Lincoln Chafee hat wie andere Politiker auch in seiner Studienzeit gekifft und Kokain geschnupft. Dazu befragt, erklärte er, er hätte es leugnen oder ausweichend antworten können, habe sich aber für Ehrlichkeit entschieden. Die Erfahrungen an der Uni haben Chafee aber keineswegs zu einem überzeugten Legalisierungsanhänger gemacht. Von 1999 bis 2007 war er republikanischer Senator, anschließend wechselte er die Farben und wurde Demokrat. Chafee stellet die Cannabisfrage hinten an, sodass sein endgültiger Standpunkt sich erst im Laufe des Wahlkampfs klären wird. Er sei nicht gegen den geregelten Marihuanamarkt, und man müsse Colorado im Auge behalten, um daraus zu lernen. Kein sonderlich enthusiastisches Programm für einen Legalisierer.

Hillary Clinton vertritt einen ähnlichen Mittelweg. Bei extremen medizinischen Beschwerden ist sie für ärztliche Rezepte, bei der Legalisierung möchte sie die Entwicklung in den Staaten abwarten, wo engagiertere Regierungen dem Willen des Volkes entsprachen und Cannabisläden eröffnet wurden. Ähnlich denkt ein weiterer demokratischer Kandidat, Jim Webb, der die bisherigen Legalisierungen unumwunden ablehnt und als „interessantes nationales Experiment“ bezeichnete.

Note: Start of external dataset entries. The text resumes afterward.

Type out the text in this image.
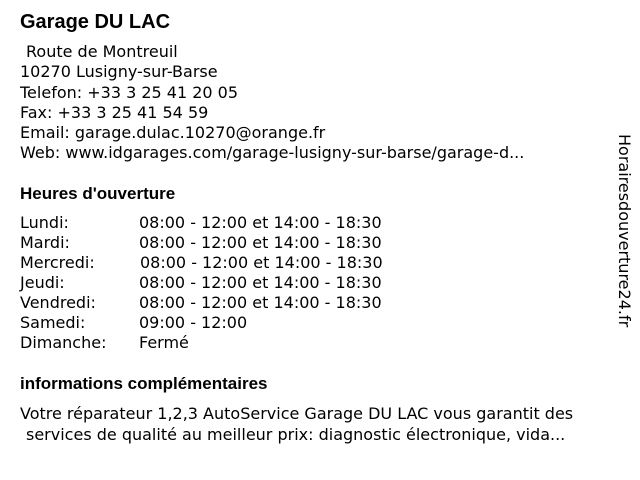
Garage DU LAC
Route de Montreuil
10270 Lusigny-sur-Barse
Telefon: +33 3 25 41 20 05
Fax: +33 3 25 41 54 59
Email: garage.dulac.10270@orange.fr
Web: www.idgarages.com/garage-lusigny-sur-barse/garage-d...
Heures d'ouverture
Lundi:	08:00 - 12:00 et 14:00 - 18:30
Mardi:	08:00 - 12:00 et 14:00 - 18:30
Mercredi:	08:00 - 12:00 et 14:00 - 18:30
Jeudi:	08:00 - 12:00 et 14:00 - 18:30
Vendredi:	08:00 - 12:00 et 14:00 - 18:30
Samedi:	09:00 - 12:00
Dimanche: Fermé
informations complémentaires
Votre réparateur 1,2,3 AutoService Garage DU LAC vous garantit des
services de qualité au meilleur prix: diagnostic électronique, vida...
Horairesdouverture24.fr
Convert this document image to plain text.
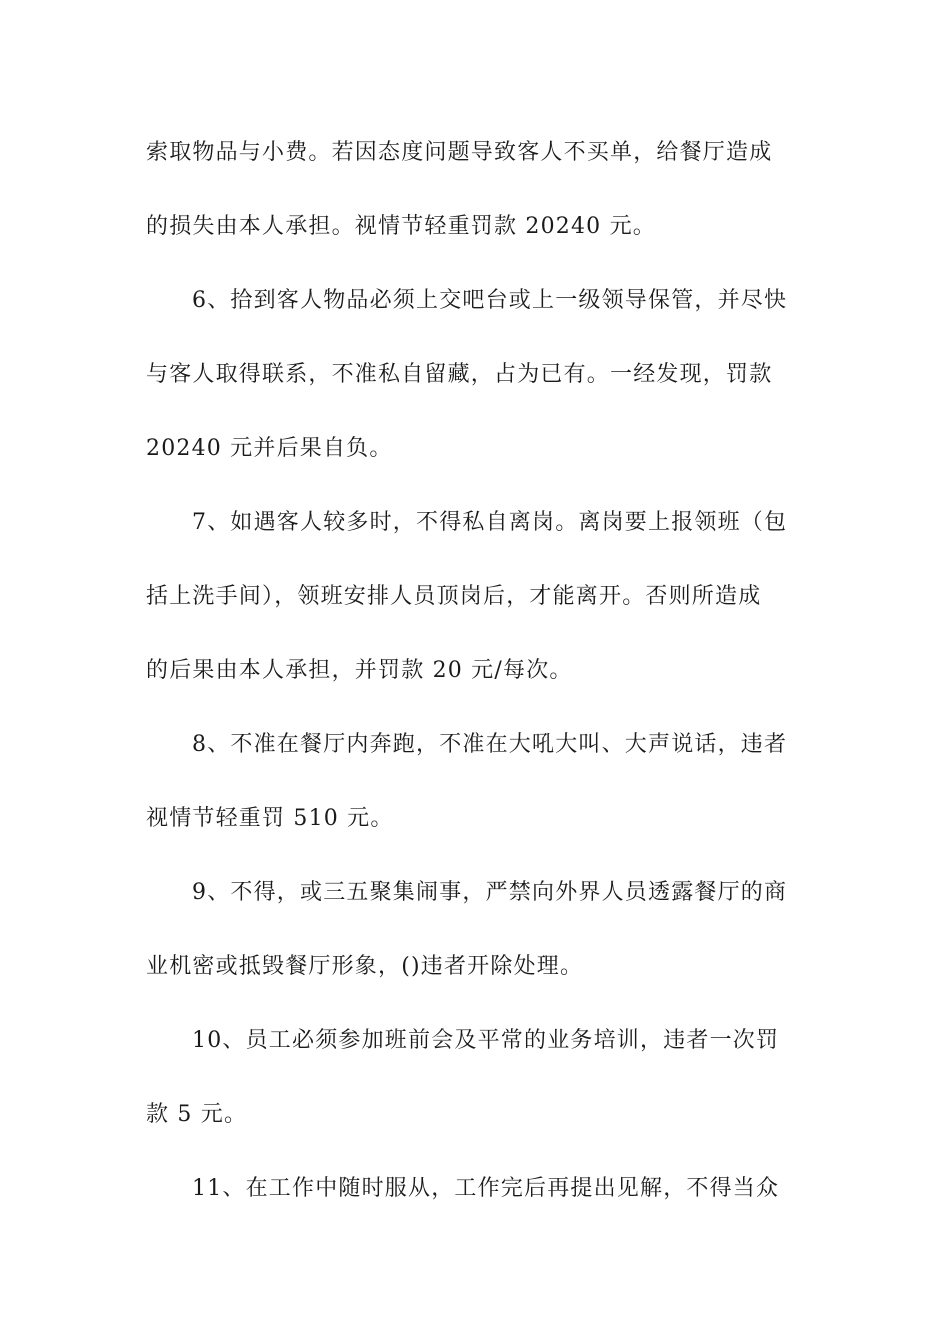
索取物品与小费。若因态度问题导致客人不买单，给餐厅造成
的损失由本人承担。视情节轻重罚款 20240 元。
6、拾到客人物品必须上交吧台或上一级领导保管，并尽快
与客人取得联系，不准私自留藏，占为已有。一经发现，罚款
20240 元并后果自负。
7、如遇客人较多时，不得私自离岗。离岗要上报领班（包
括上洗手间），领班安排人员顶岗后，才能离开。否则所造成
的后果由本人承担，并罚款 20 元/每次。
8、不准在餐厅内奔跑，不准在大吼大叫、大声说话，违者
视情节轻重罚 510 元。
9、不得，或三五聚集闹事，严禁向外界人员透露餐厅的商
业机密或抵毁餐厅形象，()违者开除处理。
10、员工必须参加班前会及平常的业务培训，违者一次罚
款 5 元。
11、在工作中随时服从，工作完后再提出见解，不得当众
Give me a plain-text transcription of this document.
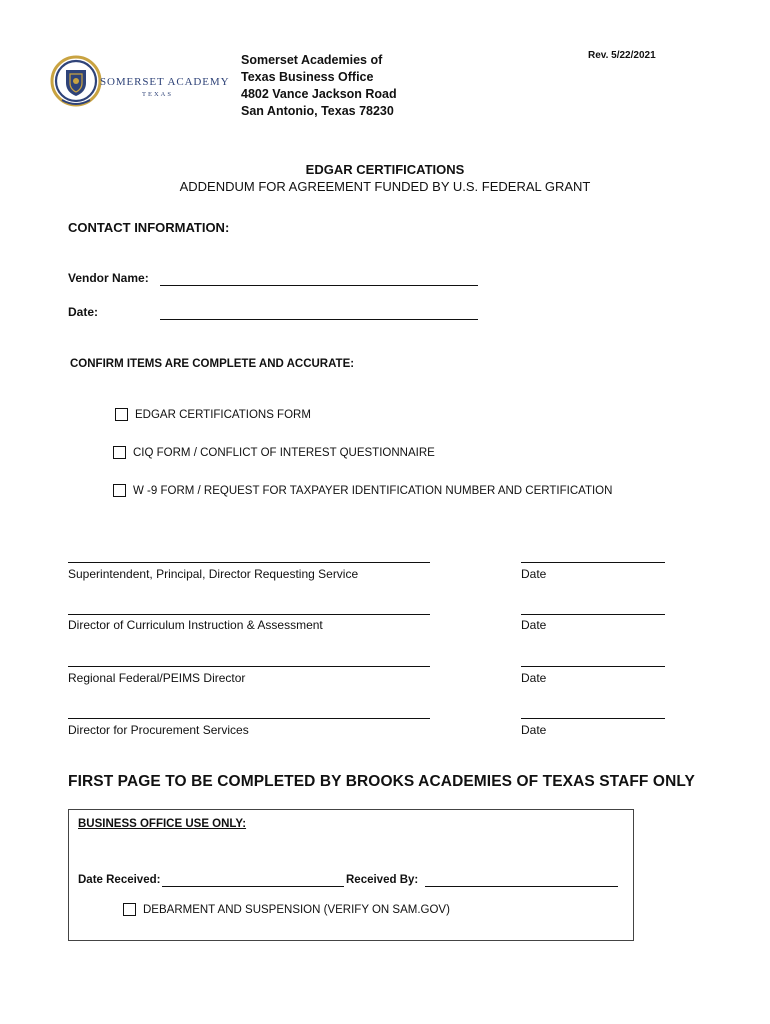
SOMERSET ACADEMY
TEXAS
Somerset Academies of
Texas Business Office
4802 Vance Jackson Road
San Antonio, Texas 78230
Rev. 5/22/2021
EDGAR CERTIFICATIONS
ADDENDUM FOR AGREEMENT FUNDED BY U.S. FEDERAL GRANT
CONTACT INFORMATION:
Vendor Name:
Date:
CONFIRM ITEMS ARE COMPLETE AND ACCURATE:
EDGAR CERTIFICATIONS FORM
CIQ FORM / CONFLICT OF INTEREST QUESTIONNAIRE
W -9 FORM / REQUEST FOR TAXPAYER IDENTIFICATION NUMBER AND CERTIFICATION
Superintendent, Principal, Director Requesting Service	Date
Director of Curriculum Instruction & Assessment	Date
Regional Federal/PEIMS Director	Date
Director for Procurement Services	Date
FIRST PAGE TO BE COMPLETED BY BROOKS ACADEMIES OF TEXAS STAFF ONLY
BUSINESS OFFICE USE ONLY:
Date Received:	Received By:
DEBARMENT AND SUSPENSION (VERIFY ON SAM.GOV)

Der 74-jährige Bernie Sanders ist der Einzige, der infolge der Kritik am Drogenkrieg und der Unterstützung für medizinisches Cannabis, wenn auch widerwillig, in einer Fernsehshow Mitte Oktober herauspresste: „Ich glaube, ich würde mit Ja stimmen.“ Das Land habe zu viele Leben wegen nicht mit Gewalt verbundenen Straftaten zugrunde gerichtet. Hoffen wir, dass er das nicht nur gesagt hat, weil er die Bestrebung für ohnehin aussichtslos hält. Von ihm ist auch nicht viel zu erwarten. Zwar unterstützt er Programme für medizinisches Marihuana, kritisiert den Krieg gegen die Drogen, aber er hat Vorbehalte gegen legal verkauftes Marihuana für Erwachsene. Statt konkret Stellung zu beziehen, beobachtet er besorgt, wie glücklichere Staaten Steuereinnahmen durch Gras generieren.

Schließlich tut sich Martin O’ Malley unter den demokratischen Kandidaten damit hervor, dass er als Einziger gegen jede Form der Marihuanalegalisierung eintritt. Letztes Jahr hatte er als Gouverneur von Maryland seine Antipathie bezwungen, die Entkriminalisierung unterzeichnet und ein grundlegendes Programm für medizinisches Cannabis angenommen. Als Präsident würde er das Marihuana in der Kategorie 2 neben Kokain und Methamphetamin einordnen. Ähnlich wie einige seiner republikanischen Kontrahenten führt auch er die Theorie von der Einstiegs-droge gegen die Legalisierung ins Feld.

Völlig unerwartet scheinen die erfolgreichen Legalisierungsmaßnahmen Demokraten und Republikaner in der Grasfrage zu einen. Bei den Demokraten könnte man das mit etwas Wohlwollen als Vorsicht einschätzen, bedenklich ist aber, dass sie keinen Rand Paul haben, der entschlossen für das Marihuana eintritt.